I started sharing and writing about my recovery, now one year strong, with other women; I was bombarded– very pleasantly but also to my heart breaking to realise how many of them suffered in silence– with messages. They told me about how their illness had taken away their voice and my words offered a balm and some noise in the draining silence. I never stopped talking about it and educating women about it after that. I turned my search for love that I always sought in others, inward. I was all that I needed– and nothing else. No one else could satisfy what lived inside my heart, and in my own solitude and ruminations I found the answer: “I”. A single syllable we forget too often in the chase for you, them, they and us. Even in my recent-most book, “Obituaries for the Dead and the Undead”, I wrote a series of confessional obituaries to myself, the state which holds us captive, and to the people that I loved. My work at The Friday Times as an art journalist grapples with the art and the artist not as a commodity but as people— when I ask the creator to introduce themselves I always ask: “Who are you, beyond the external? What does this work present to you?

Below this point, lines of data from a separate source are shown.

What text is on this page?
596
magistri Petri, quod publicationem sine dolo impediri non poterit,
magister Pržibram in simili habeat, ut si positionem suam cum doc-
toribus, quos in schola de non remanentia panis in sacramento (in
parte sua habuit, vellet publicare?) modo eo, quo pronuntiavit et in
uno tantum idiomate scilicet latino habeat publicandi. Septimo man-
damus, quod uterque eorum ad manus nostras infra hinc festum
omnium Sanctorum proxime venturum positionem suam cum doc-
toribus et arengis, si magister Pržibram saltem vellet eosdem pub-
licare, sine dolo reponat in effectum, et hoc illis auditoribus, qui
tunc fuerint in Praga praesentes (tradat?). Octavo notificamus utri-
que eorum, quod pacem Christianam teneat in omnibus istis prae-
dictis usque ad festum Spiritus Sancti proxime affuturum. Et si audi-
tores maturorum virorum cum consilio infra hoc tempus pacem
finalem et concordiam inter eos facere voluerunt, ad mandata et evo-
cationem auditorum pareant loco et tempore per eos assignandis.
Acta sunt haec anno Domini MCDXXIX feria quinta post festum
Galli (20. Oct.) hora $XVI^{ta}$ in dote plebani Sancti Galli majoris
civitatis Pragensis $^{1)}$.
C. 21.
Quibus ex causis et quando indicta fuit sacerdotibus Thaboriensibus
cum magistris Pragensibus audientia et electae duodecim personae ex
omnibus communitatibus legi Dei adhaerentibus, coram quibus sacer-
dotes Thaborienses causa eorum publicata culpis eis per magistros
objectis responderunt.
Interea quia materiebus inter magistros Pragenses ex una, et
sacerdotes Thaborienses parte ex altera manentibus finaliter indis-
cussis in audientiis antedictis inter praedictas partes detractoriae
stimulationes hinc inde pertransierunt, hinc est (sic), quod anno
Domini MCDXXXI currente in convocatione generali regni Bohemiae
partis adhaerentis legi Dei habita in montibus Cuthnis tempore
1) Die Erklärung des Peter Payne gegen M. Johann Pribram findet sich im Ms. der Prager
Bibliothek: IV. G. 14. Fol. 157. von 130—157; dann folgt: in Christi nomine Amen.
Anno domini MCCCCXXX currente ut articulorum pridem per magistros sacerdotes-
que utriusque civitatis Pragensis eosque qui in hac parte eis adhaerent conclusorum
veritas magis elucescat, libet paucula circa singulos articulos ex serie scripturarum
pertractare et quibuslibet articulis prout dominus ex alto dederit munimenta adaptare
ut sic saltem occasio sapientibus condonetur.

I want to truly explore your personhood in this piece, not give a surface level review.” In my recent manuscript in the works, I write about a woman who takes on the character of a monster, a jilted bride and a victim, running through a metaphysical forest through a series of poems. My creative endeavours saved me, and I found a community for myself. 

 

In art and literature, as well as solitude and self-reflection, I found the answer to my struggles what I had always grappled with was being enough for others. The golden child, the perfect partner, a great friend, a great sister. I let go of the expectations I set for myself. Truly, the words of others and the artistic expression is a balm on the rotting core of the world. I threw my life’s purpose into being the said balm, perhaps, for as many people as I could. If the world had caused me hurt, I would take a look at the parts that were rotting away, falling apart, and take out the worms from the rind of it– one at a time. That became, and still is, my driving force– kindness and love, and an unabashed expression of creativity. I have always wanted to exist outside the boundary of the “accepted”— when we think of the quintessential poets and authors that as women broke the boundary of the widely accepted, they always received flak for it. I ask them, now: why can I not write an elegy to my own grief and personhood? To be a woman in a patriarchal society deserves an elegy in itself; and I want to highlight the dirt and filth that sinks under the nails of this very society. I want to represent the bone and marrow of the structures that plague us, and the beauty in the midst of it too. To spend the rest of my life doing so; that is my internal strength and power.